Swiss Watch Exports to China Gain Momentum in April, But Will It Last?

    Despite an overall drop in Swiss watch exports last month, mainland China saw a 39 percent rise for the seventh consecutive monthly gain.
    Swiss watch exports to mainland China were up 39 percent in April, but dropped in Hong Kong. (Shutterstock)
    Jessica RappAuthor
      Published   in Hard Luxury

    The Swiss watch industry has no doubt been facing challenging times. Shipments last month to Hong Kong dipped 17 percent as the luxury shopping destination continued to struggle to bring in tourists from the mainland, dragging down overall exports by 5.7 percent. Mainland China offers the industry a little more hope, with exports rising nearly 40 percent in April. But a recent report from Exane BNP Paribas suggests the future of the top-end Swiss watch in China may be more “uncertain.”

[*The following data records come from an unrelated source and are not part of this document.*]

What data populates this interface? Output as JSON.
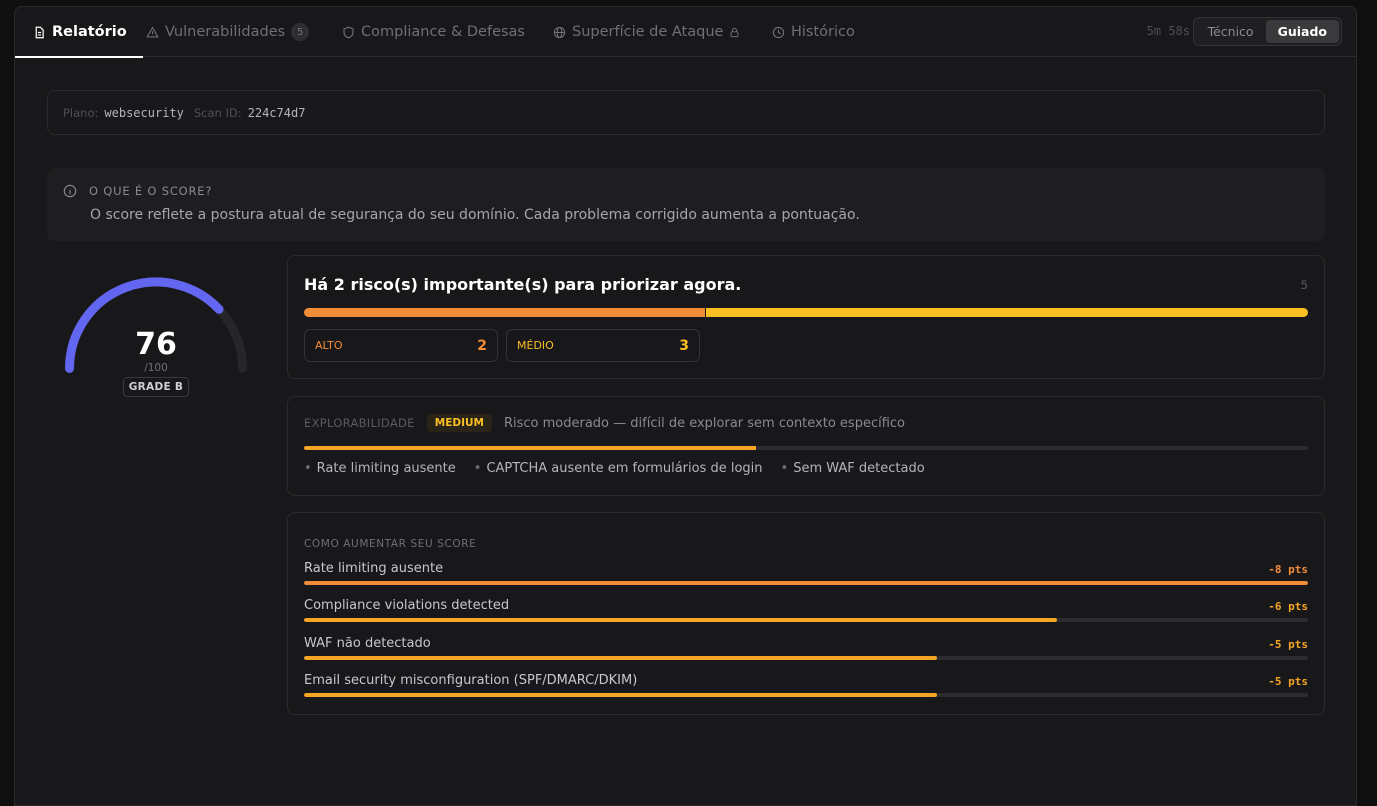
{
  "tabs": [
    {
      "label": "Relatório"
    },
    {
      "label": "Vulnerabilidades",
      "badge": "5"
    },
    {
      "label": "Compliance & Defesas"
    },
    {
      "label": "Superfície de Ataque"
    },
    {
      "label": "Histórico"
    }
  ],
  "timer": "5m 58s",
  "modes": {
    "tecnico": "Técnico",
    "guiado": "Guiado",
    "selected": "Guiado"
  },
  "plan": {
    "plan_label": "Plano:",
    "plan_value": "websecurity",
    "scan_label": "Scan ID:",
    "scan_value": "224c74d7"
  },
  "info": {
    "title": "O QUE É O SCORE?",
    "body": "O score reflete a postura atual de segurança do seu domínio. Cada problema corrigido aumenta a pontuação."
  },
  "gauge": {
    "score": 76,
    "max_label": "/100",
    "max": 100,
    "grade": "GRADE B",
    "color": "#6366f1"
  },
  "risk": {
    "title": "Há 2 risco(s) importante(s) para priorizar agora.",
    "total": "5",
    "alto": {
      "label": "ALTO",
      "count": 2,
      "color": "#f28c38"
    },
    "medio": {
      "label": "MÉDIO",
      "count": 3,
      "color": "#fbbf24"
    }
  },
  "explorability": {
    "label": "EXPLORABILIDADE",
    "level": "MEDIUM",
    "description": "Risco moderado — difícil de explorar sem contexto específico",
    "fill_fraction": 0.45,
    "factors": [
      "Rate limiting ausente",
      "CAPTCHA ausente em formulários de login",
      "Sem WAF detectado"
    ]
  },
  "improve": {
    "title": "COMO AUMENTAR SEU SCORE",
    "items": [
      {
        "label": "Rate limiting ausente",
        "points": "-8 pts",
        "fraction": 1.0
      },
      {
        "label": "Compliance violations detected",
        "points": "-6 pts",
        "fraction": 0.75
      },
      {
        "label": "WAF não detectado",
        "points": "-5 pts",
        "fraction": 0.63
      },
      {
        "label": "Email security misconfiguration (SPF/DMARC/DKIM)",
        "points": "-5 pts",
        "fraction": 0.63
      }
    ]
  }
}
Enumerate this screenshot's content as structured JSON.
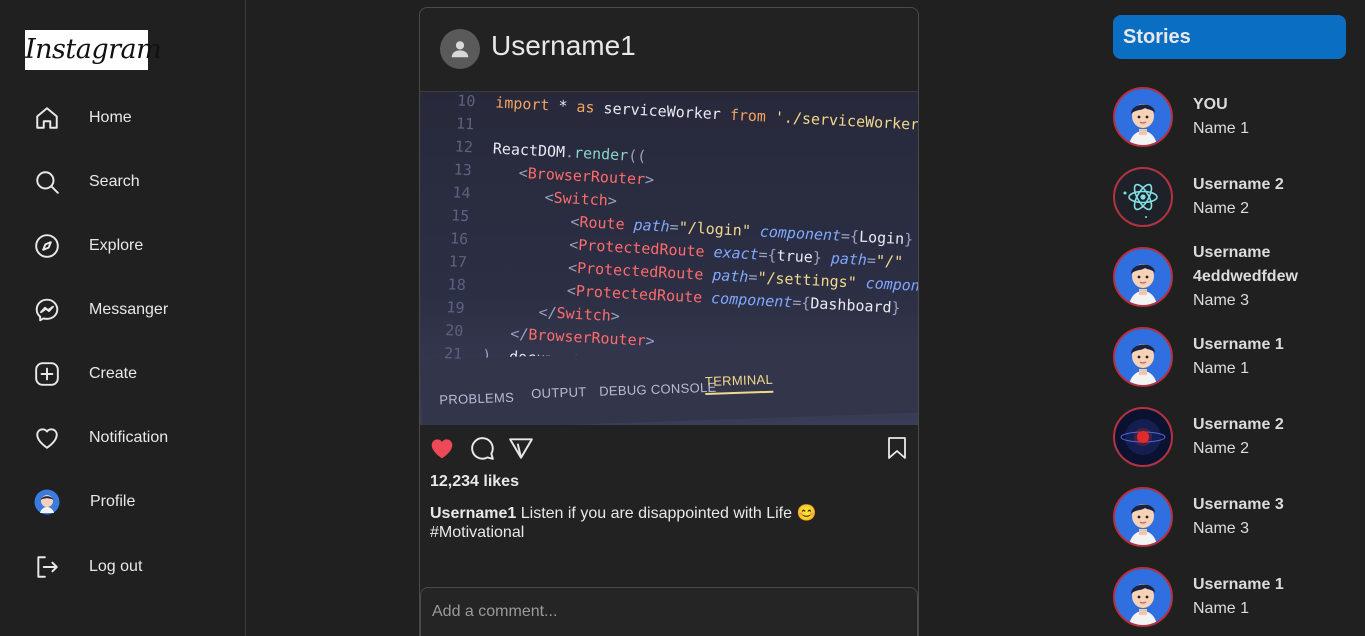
{
  "app": {
    "logo_text": "Instagram"
  },
  "sidebar": {
    "items": [
      {
        "label": "Home",
        "icon": "home-icon"
      },
      {
        "label": "Search",
        "icon": "search-icon"
      },
      {
        "label": "Explore",
        "icon": "compass-icon"
      },
      {
        "label": "Messanger",
        "icon": "messenger-icon"
      },
      {
        "label": "Create",
        "icon": "plus-square-icon"
      },
      {
        "label": "Notification",
        "icon": "heart-icon"
      },
      {
        "label": "Profile",
        "icon": "avatar-icon"
      },
      {
        "label": "Log out",
        "icon": "logout-icon"
      }
    ]
  },
  "post": {
    "username": "Username1",
    "image_code": {
      "lines": [
        {
          "n": "10",
          "html": "<span class='cb'>import</span> <span class='cw'>*</span> <span class='cb'>as</span> <span class='cw'>serviceWorker</span> <span class='cb'>from</span> <span class='cs'>'./serviceWorker'</span>"
        },
        {
          "n": "11",
          "html": ""
        },
        {
          "n": "12",
          "html": "<span class='cw'>ReactDOM</span><span class='cp'>.</span><span class='cf'>render</span><span class='cp'>((</span>"
        },
        {
          "n": "13",
          "html": "&nbsp;&nbsp;&nbsp;<span class='cp'>&lt;</span><span class='ct'>BrowserRouter</span><span class='cp'>&gt;</span>"
        },
        {
          "n": "14",
          "html": "&nbsp;&nbsp;&nbsp;&nbsp;&nbsp;&nbsp;<span class='cp'>&lt;</span><span class='ct'>Switch</span><span class='cp'>&gt;</span>"
        },
        {
          "n": "15",
          "html": "&nbsp;&nbsp;&nbsp;&nbsp;&nbsp;&nbsp;&nbsp;&nbsp;&nbsp;<span class='cp'>&lt;</span><span class='ct'>Route</span> <span class='ca'>path</span><span class='cp'>=</span><span class='cs'>\"/login\"</span> <span class='ca'>component</span><span class='cp'>={</span><span class='cw'>Login</span><span class='cp'>}</span>"
        },
        {
          "n": "16",
          "html": "&nbsp;&nbsp;&nbsp;&nbsp;&nbsp;&nbsp;&nbsp;&nbsp;&nbsp;<span class='cp'>&lt;</span><span class='ct'>ProtectedRoute</span> <span class='ca'>exact</span><span class='cp'>={</span><span class='cw'>true</span><span class='cp'>}</span> <span class='ca'>path</span><span class='cp'>=</span><span class='cs'>\"/\"</span>"
        },
        {
          "n": "17",
          "html": "&nbsp;&nbsp;&nbsp;&nbsp;&nbsp;&nbsp;&nbsp;&nbsp;&nbsp;<span class='cp'>&lt;</span><span class='ct'>ProtectedRoute</span> <span class='ca'>path</span><span class='cp'>=</span><span class='cs'>\"/settings\"</span> <span class='ca'>component</span>"
        },
        {
          "n": "18",
          "html": "&nbsp;&nbsp;&nbsp;&nbsp;&nbsp;&nbsp;&nbsp;&nbsp;&nbsp;<span class='cp'>&lt;</span><span class='ct'>ProtectedRoute</span> <span class='ca'>component</span><span class='cp'>={</span><span class='cw'>Dashboard</span><span class='cp'>}</span>"
        },
        {
          "n": "19",
          "html": "&nbsp;&nbsp;&nbsp;&nbsp;&nbsp;&nbsp;<span class='cp'>&lt;/</span><span class='ct'>Switch</span><span class='cp'>&gt;</span>"
        },
        {
          "n": "20",
          "html": "&nbsp;&nbsp;&nbsp;<span class='cp'>&lt;/</span><span class='ct'>BrowserRouter</span><span class='cp'>&gt;</span>"
        },
        {
          "n": "21",
          "html": "<span class='cp'>),</span> <span class='cw'>document</span><span class='cp'>.</span><span class='cf'>getElementById</span><span class='cp'>(</span><span class='cs'>'root'</span><span class='cp'>));</span>"
        }
      ],
      "tabs": [
        "PROBLEMS",
        "OUTPUT",
        "DEBUG CONSOLE",
        "TERMINAL"
      ]
    },
    "likes": "12,234 likes",
    "caption_user": "Username1",
    "caption_text": "Listen if you are disappointed with Life 😊 #Motivational",
    "comment_placeholder": "Add a comment..."
  },
  "stories": {
    "title": "Stories",
    "items": [
      {
        "username": "YOU",
        "name": "Name 1",
        "avatar": "cartoon-boy"
      },
      {
        "username": "Username 2",
        "name": "Name 2",
        "avatar": "react-logo"
      },
      {
        "username": "Username 4eddwedfdew",
        "name": "Name 3",
        "avatar": "cartoon-boy"
      },
      {
        "username": "Username 1",
        "name": "Name 1",
        "avatar": "cartoon-boy"
      },
      {
        "username": "Username 2",
        "name": "Name 2",
        "avatar": "red-planet"
      },
      {
        "username": "Username 3",
        "name": "Name 3",
        "avatar": "cartoon-boy"
      },
      {
        "username": "Username 1",
        "name": "Name 1",
        "avatar": "cartoon-boy"
      }
    ]
  },
  "colors": {
    "background": "#202020",
    "accent": "#0a6fc2",
    "like_red": "#ed4956",
    "story_ring": "#b9303a"
  }
}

    Watchmakers bidding on China's luxury market have been dealing with setbacks since President Xi Jinping launched China's anti-graft campaign in 2012, which put the brakes on lavish gifting and sent Swiss watch exports to the country into decline. Late last year, things started looking up again, with exports to China witnessing a nearly 30 percent boost in December as more consumers started buying watches for themselves instead of gifting them to others.

    However, the report suggests that the Chinese consumers the Swiss watch industry could once count on are getting to the point where they have had their fill of watches and are now buying far fewer. The research by Exane BNP Paribas shows that consumers tend to stop buying after they have acquired three to five big-ticket watches.

    Some would look to China's emerging middle class consumers to take up the slack, but this group is opting for timepieces at more affordable price points, a segment that may also soon be competing with smartwatch makers. A recent survey from RBC Capital Markets showed that 39 percent of Chinese consumers with an annual income of RMB 450,000 (US$65,000) or higher considered “a reasonable price” as an important criteria for buying a watch, compared to 35 percent two years ago. While smartwatches weren't a top choice for these consumers (Cartier watches, falling at a lower price point compared to brands like Rolex, Omega, and Longines, ranked number one), the number of those who owned one jumped from 14 to 21 percent in two years. More than 70 percent of respondents were looking to purchase one in the future, according to the report.

    Despite all this uncertainty, there are major players in the industry who remain optimistic. Michel Parmigiani, founder of Parmigiani Fleurier, told Jing Daily earlier this year he was “seeing very positive signs” coming from China following tougher times in 2016. However, with export recovery "progressing slower than expected" in other major markets for Chinese consumers, the path to success is far from assured.